Уже давно не было здесь не только боев, но даже и обыкновенных поисков. Ни разведчики, ни кавалерия не соприкасались друг с другом. Только иногда крестьяне, по своим делам ездившие за линию фронта, сообщали и красным и белым, что «воюющие стороны» и не думают друг о друге, неся обычную, ставшую неопасной и скучной сторожевую службу.

Мы знали об этом. Наша агентура и камышане, как под Святым Крестом, так и под Астраханью, регулярно сообщали нам о сонном затишье, охватившем всю прифронтовую полосу неприятеля. И, готовясь к удару на Кизляр и Ставрополье, мы усиленно распространяли слухи среди крестьян и ловцов о том, что весной, с наступлением тепла, и наша 11-я армия ударит со стороны Яндык на Кавказ.

И вот, под прикрытием этой распространяемой нами «дымовой завесы», мы в самые лютые морозы декабря 1919 и начала января 1920 годов внезапно пошли в наступление на Святой Крест и Кизляр.

* * *

Офицеры гарнизона вечером собрались у Чихетова. Начальник Бирюзякского гарнизона был не в духе. Предстоящая разлука с женой, безвыходная скука и полная оторванность от веселой тыловой жизни, а самое главное, сплошные неудачи на центральном фронте и отступление белых армий, смахивавшее на бегство, омрачало праздничное настроение мичмана.

Несколько бутылей с красным кизлярским вином, индейка и знаменитое рыбацкое блюдо — белорыбица, запеченная в тесте, стояли на столе. Жена мичмана хозяйничала, отдавая приказания денщику и прислуживавшей им девушке, дочери домохозяйки.

— Хорошо, господа, что мы где-то на отлете, у черта на куличках, где нет ни войны, ни мира, одна скука, — поднимая бокал, сказал поручик Купцов. — Хотя, откровенно говоря, от этой тоски да скучищи, что окружают нас, можно взбеситься...

— ...или спиться с круга! — осушая стакан, мрачно перебил Чихетов. — Сегодняшняя сводка еще хуже, чем вчерашняя. Буденный со своей кавалерией ломится к Ростову, под Царицыном упорные бои. Войска Май-Маевского уходят с Украины, донская конница где-то весьма подозрительно затерялась. Какая-то сволочь взорвала мост у Батайска... В тылах ропот, слухи, кое-где мятежи...

— Хорошо начинаем новый, двадцатый год! — угрюмо иронизировал прапорщик.

— Утренняя сводка говорила о ставке главнокомандующего в Ростове, а вечерняя передана неизвестно откуда.
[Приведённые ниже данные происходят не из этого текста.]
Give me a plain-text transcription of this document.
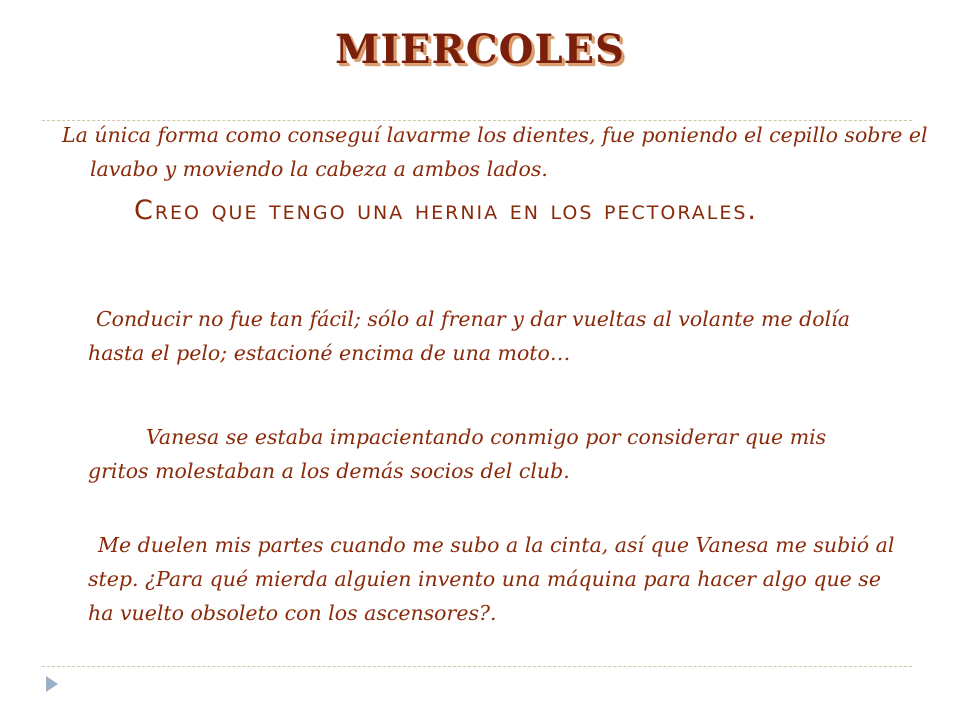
MIERCOLES
La única forma como conseguí lavarme los dientes, fue poniendo el cepillo sobre el lavabo y moviendo la cabeza a ambos lados.
Creo que tengo una hernia en los pectorales.
Conducir no fue tan fácil; sólo al frenar y dar vueltas al volante me dolía hasta el pelo; estacioné encima de una moto…
Vanesa se estaba impacientando conmigo por considerar que mis gritos molestaban a los demás socios del club.
Me duelen mis partes cuando me subo a la cinta, así que Vanesa me subió al step. ¿Para qué mierda alguien invento una máquina para hacer algo que se ha vuelto obsoleto con los ascensores?.
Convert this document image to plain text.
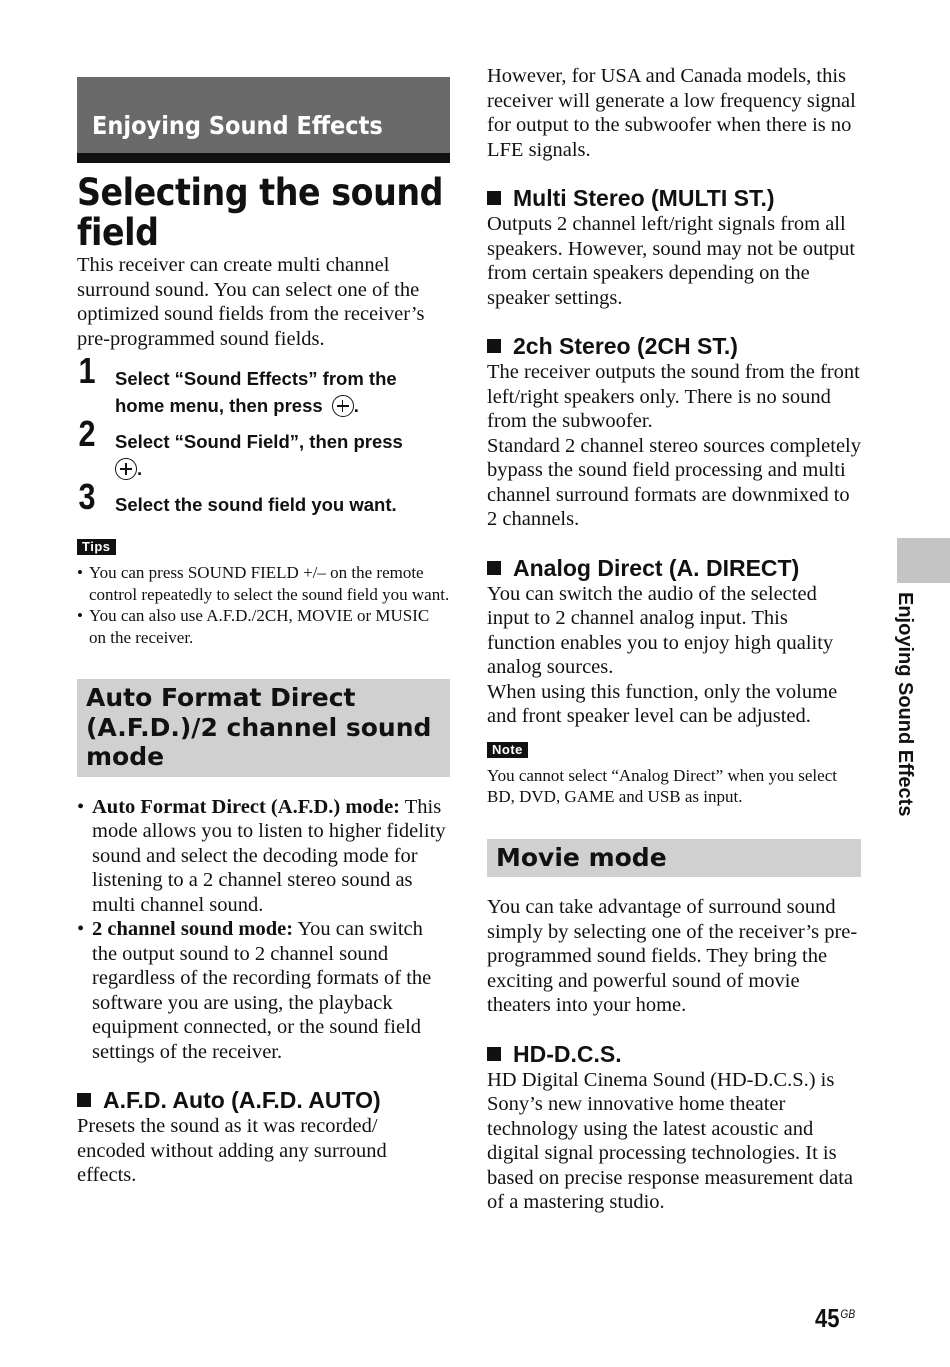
Enjoying Sound Effects
Selecting the sound field

This receiver can create multi channel surround sound. You can select one of the optimized sound fields from the receiver’s pre-programmed sound fields.

1 Select “Sound Effects” from the home menu, then press .
2 Select “Sound Field”, then press
.
3 Select the sound field you want.
Tips
• You can press SOUND FIELD +/– on the remote control repeatedly to select the sound field you want.
• You can also use A.F.D./2CH, MOVIE or MUSIC on the receiver.
Auto Format Direct (A.F.D.)/2 channel sound mode
• Auto Format Direct (A.F.D.) mode: This mode allows you to listen to higher fidelity sound and select the decoding mode for listening to a 2 channel stereo sound as multi channel sound.
• 2 channel sound mode: You can switch the output sound to 2 channel sound regardless of the recording formats of the software you are using, the playback equipment connected, or the sound field settings of the receiver.
A.F.D. Auto (A.F.D. AUTO)

Presets the sound as it was recorded/ encoded without adding any surround effects.

However, for USA and Canada models, this receiver will generate a low frequency signal for output to the subwoofer when there is no LFE signals.

Multi Stereo (MULTI ST.)

Outputs 2 channel left/right signals from all speakers. However, sound may not be output from certain speakers depending on the speaker settings.

2ch Stereo (2CH ST.)

The receiver outputs the sound from the front left/right speakers only. There is no sound from the subwoofer.

Standard 2 channel stereo sources completely bypass the sound field processing and multi channel surround formats are downmixed to 2 channels.

Analog Direct (A. DIRECT)

You can switch the audio of the selected input to 2 channel analog input. This function enables you to enjoy high quality analog sources.

When using this function, only the volume and front speaker level can be adjusted.

Note

You cannot select “Analog Direct” when you select BD, DVD, GAME and USB as input.

Movie mode

You can take advantage of surround sound simply by selecting one of the receiver’s pre-programmed sound fields. They bring the exciting and powerful sound of movie theaters into your home.

HD-D.C.S.

HD Digital Cinema Sound (HD-D.C.S.) is Sony’s new innovative home theater technology using the latest acoustic and digital signal processing technologies. It is based on precise response measurement data of a mastering studio.

Enjoying Sound Effects
$45^{GB}$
Из Кущевки, что ли, — снова наполняя стакан вином, мрачно сказал Чихетов.

— Не часто ли будет? Еще впереди много времени. Давайте хоть споем, поиграем, — беря гитару в руки, напомнила ему жена.

Мичман махнул рукой, вздохнул и молча отодвинул стакан.

Наша жизнь коротка, все уносит с собой,

Наша юность, друзья, пронесется стрелой... —

запела Чихетова, играя на гитаре.

Ей подтянули. И старая студенческая песня заполнила комнату.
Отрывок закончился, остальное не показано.